Claude Code bug can silently 10-20x API costs
claude
| Source: HN | Original article
A hidden bug in Anthropic’s Claude Code has been confirmed to inflate API usage by ten‑to‑twenty times, turning what should be a modest monthly bill into a costly surprise for developers. The flaw, discovered by a team of independent auditors after a client’s usage spike from the expected $20‑$100 range to over $2,000 in a single week, stems from the model’s automatic context expansion. When Claude Code is prompted to “load the entire codebase,” it silently pulls in every file, pushing token counts from the usual 50‑100 K to 500 K or more per request. Because Anthropic charges per 1 K tokens, the inflated payload translates directly into a steep price hike that can go unnoticed until the next billing cycle.

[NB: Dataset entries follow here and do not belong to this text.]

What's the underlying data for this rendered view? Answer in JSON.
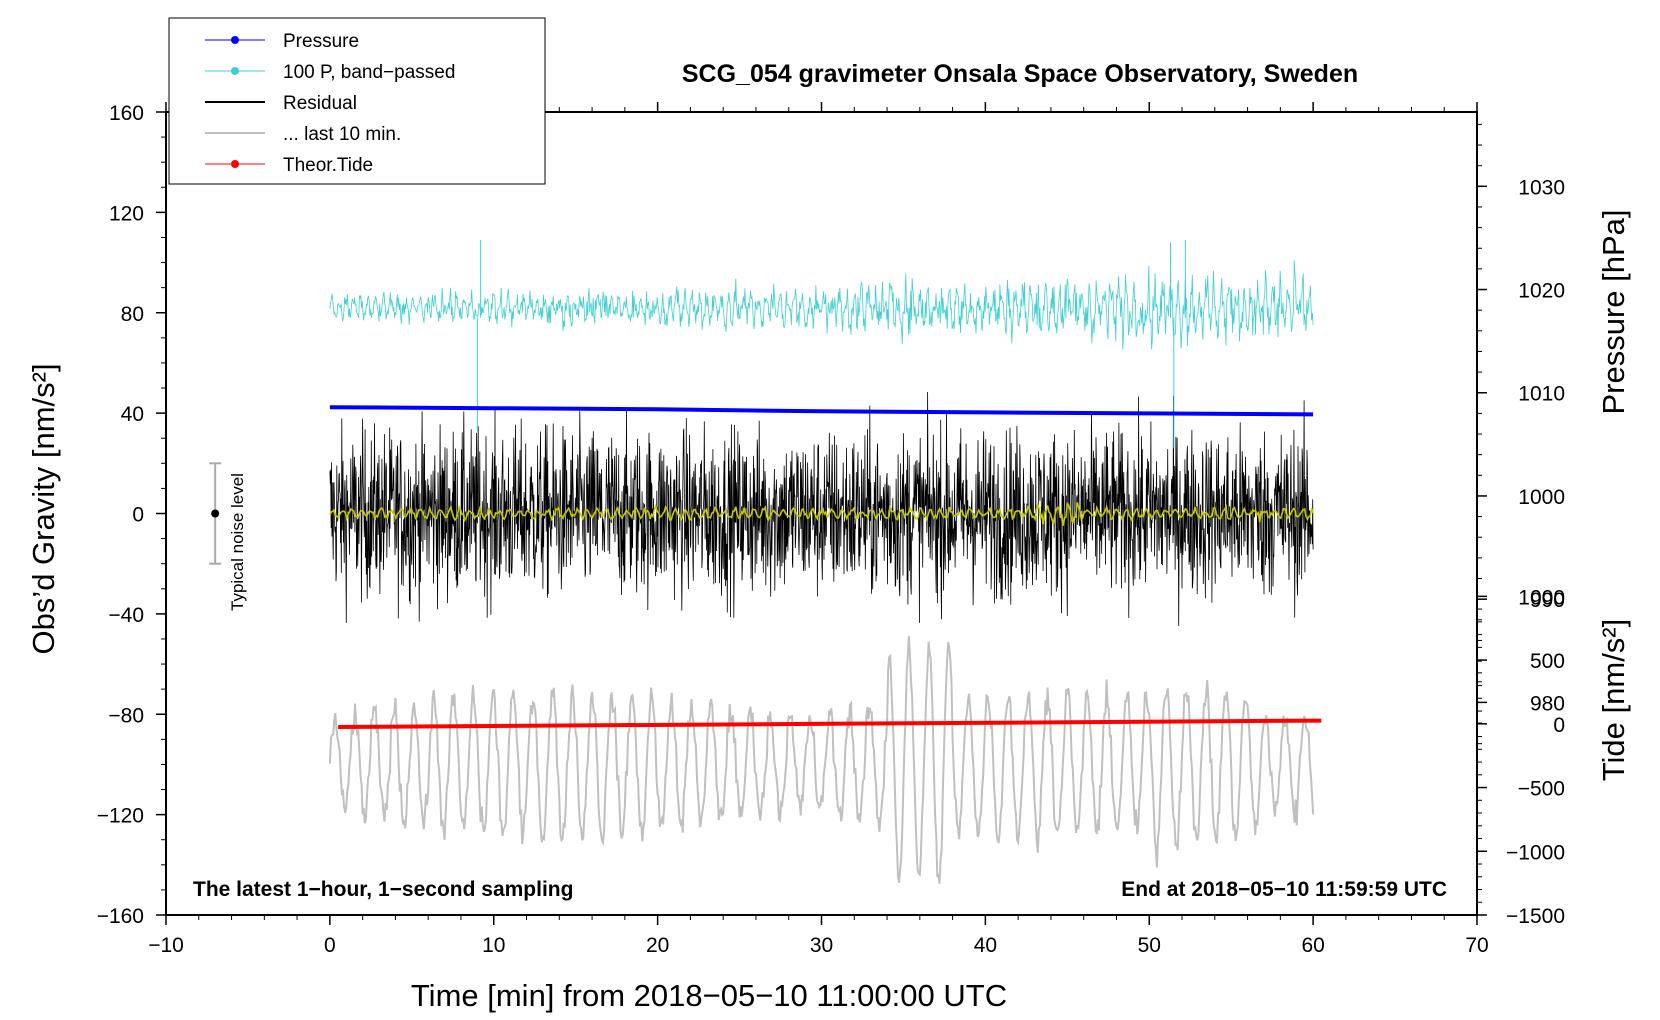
{
  "chart_data": {
    "type": "line",
    "title": "SCG_054 gravimeter Onsala Space Observatory, Sweden",
    "xlabel": "Time [min] from 2018−05−10 11:00:00 UTC",
    "ylabel_left": "Obs’d Gravity [nm/s²]",
    "ylabel_pressure": "Pressure [hPa]",
    "ylabel_tide": "Tide [nm/s²]",
    "xlim": [
      -10,
      70
    ],
    "ylim": [
      -160,
      160
    ],
    "pressure_lim": [
      959.4,
      1037.2
    ],
    "tide_lim": [
      -1500,
      4800
    ],
    "x_ticks": [
      -10,
      0,
      10,
      20,
      30,
      40,
      50,
      60,
      70
    ],
    "x_tick_labels": [
      "−10",
      "0",
      "10",
      "20",
      "30",
      "40",
      "50",
      "60",
      "70"
    ],
    "y_ticks": [
      -160,
      -120,
      -80,
      -40,
      0,
      40,
      80,
      120,
      160
    ],
    "y_tick_labels": [
      "−160",
      "−120",
      "−80",
      "−40",
      "0",
      "40",
      "80",
      "120",
      "160"
    ],
    "pressure_ticks": [
      980,
      990,
      1000,
      1010,
      1020,
      1030
    ],
    "pressure_tick_labels": [
      "980",
      "990",
      "1000",
      "1010",
      "1020",
      "1030"
    ],
    "tide_ticks": [
      -1500,
      -1000,
      -500,
      0,
      500,
      1000
    ],
    "tide_tick_labels": [
      "−1500",
      "−1000",
      "−500",
      "0",
      "500",
      "1000"
    ],
    "annotations": {
      "bottom_left": "The latest 1−hour, 1−second sampling",
      "bottom_right": "End at 2018−05−10 11:59:59 UTC",
      "noise_label": "Typical noise level"
    },
    "noise_bar": {
      "x": -7,
      "center": 0,
      "low": -20,
      "high": 20
    },
    "legend": {
      "position": "top-left",
      "entries": [
        {
          "label": "Pressure",
          "color": "#0000ff",
          "marker": true
        },
        {
          "label": "100 P, band−passed",
          "color": "#40d0d0",
          "marker": true
        },
        {
          "label": "Residual",
          "color": "#000000",
          "marker": false
        },
        {
          "label": "... last 10 min.",
          "color": "#c0c0c0",
          "marker": false
        },
        {
          "label": "Theor.Tide",
          "color": "#ff0000",
          "marker": true
        }
      ]
    },
    "series": [
      {
        "name": "Pressure",
        "axis": "pressure",
        "color": "#0000ff",
        "x_range": [
          0,
          60
        ],
        "values": [
          1008.6,
          1008.5,
          1008.4,
          1008.2,
          1008.1,
          1008.0,
          1007.9
        ]
      },
      {
        "name": "100 P, band−passed",
        "axis": "left",
        "color": "#40d0d0",
        "x_range": [
          0,
          60
        ],
        "baseline": 78,
        "amplitude": 12,
        "spikes": [
          [
            9.2,
            109
          ],
          [
            9.0,
            33
          ],
          [
            51.3,
            108
          ],
          [
            52.2,
            109
          ],
          [
            51.5,
            26
          ]
        ]
      },
      {
        "name": "Residual",
        "axis": "left",
        "color": "#000000",
        "x_range": [
          0,
          60
        ],
        "baseline": 0,
        "amplitude": 40,
        "range": [
          -52,
          50
        ]
      },
      {
        "name": "Residual smoothed",
        "axis": "left",
        "color": "#c8c800",
        "x_range": [
          0,
          60
        ],
        "baseline": 0,
        "amplitude": 3
      },
      {
        "name": "... last 10 min.",
        "axis": "left",
        "color": "#c0c0c0",
        "x_range": [
          0,
          60
        ],
        "baseline": -100,
        "amplitude": 22,
        "range": [
          -150,
          -47
        ]
      },
      {
        "name": "Theor.Tide",
        "axis": "tide",
        "color": "#ff0000",
        "x_range": [
          0.5,
          60.5
        ],
        "values": [
          -25,
          0,
          25
        ]
      }
    ]
  },
  "colors": {
    "pressure": "#0000ff",
    "band_passed": "#40d0d0",
    "residual": "#000000",
    "smoothed": "#c8c800",
    "last10": "#c0c0c0",
    "tide": "#ff0000",
    "noise_bar": "#aaaaaa"
  }
}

The issue matters because Claude Code has become a cornerstone of AI‑assisted development in the Nordics, especially among startups that rely on its VS Code plug‑in for on‑the‑fly code suggestions. The bug not only threatens budgets but also erodes trust in the platform’s cost‑predictability, a key selling point after Anthropic’s recent “Universal Claude” token‑efficiency tool cut AI expenses by 63 % earlier this month. Developers who have already adopted the Pro tier at $20 per month may find themselves unintentionally upgraded to the Max 20× plan, which costs $200, without realizing the trigger.
Anthropic has issued a patch that disables automatic full‑project loading unless explicitly authorized, and it promises a retroactive credit for affected accounts. The company also announced a new usage‑monitoring dashboard that flags sessions exceeding 200 K tokens. Watch for the rollout of this dashboard over the next two weeks, and for any follow‑up guidance from the European Union’s AI regulatory body, which is expected to scrutinise opaque pricing mechanisms in AI‑as‑a‑service offerings. As we reported on March 31, tools that improve token efficiency are only valuable if the underlying models behave transparently; this episode underscores the need for tighter safeguards.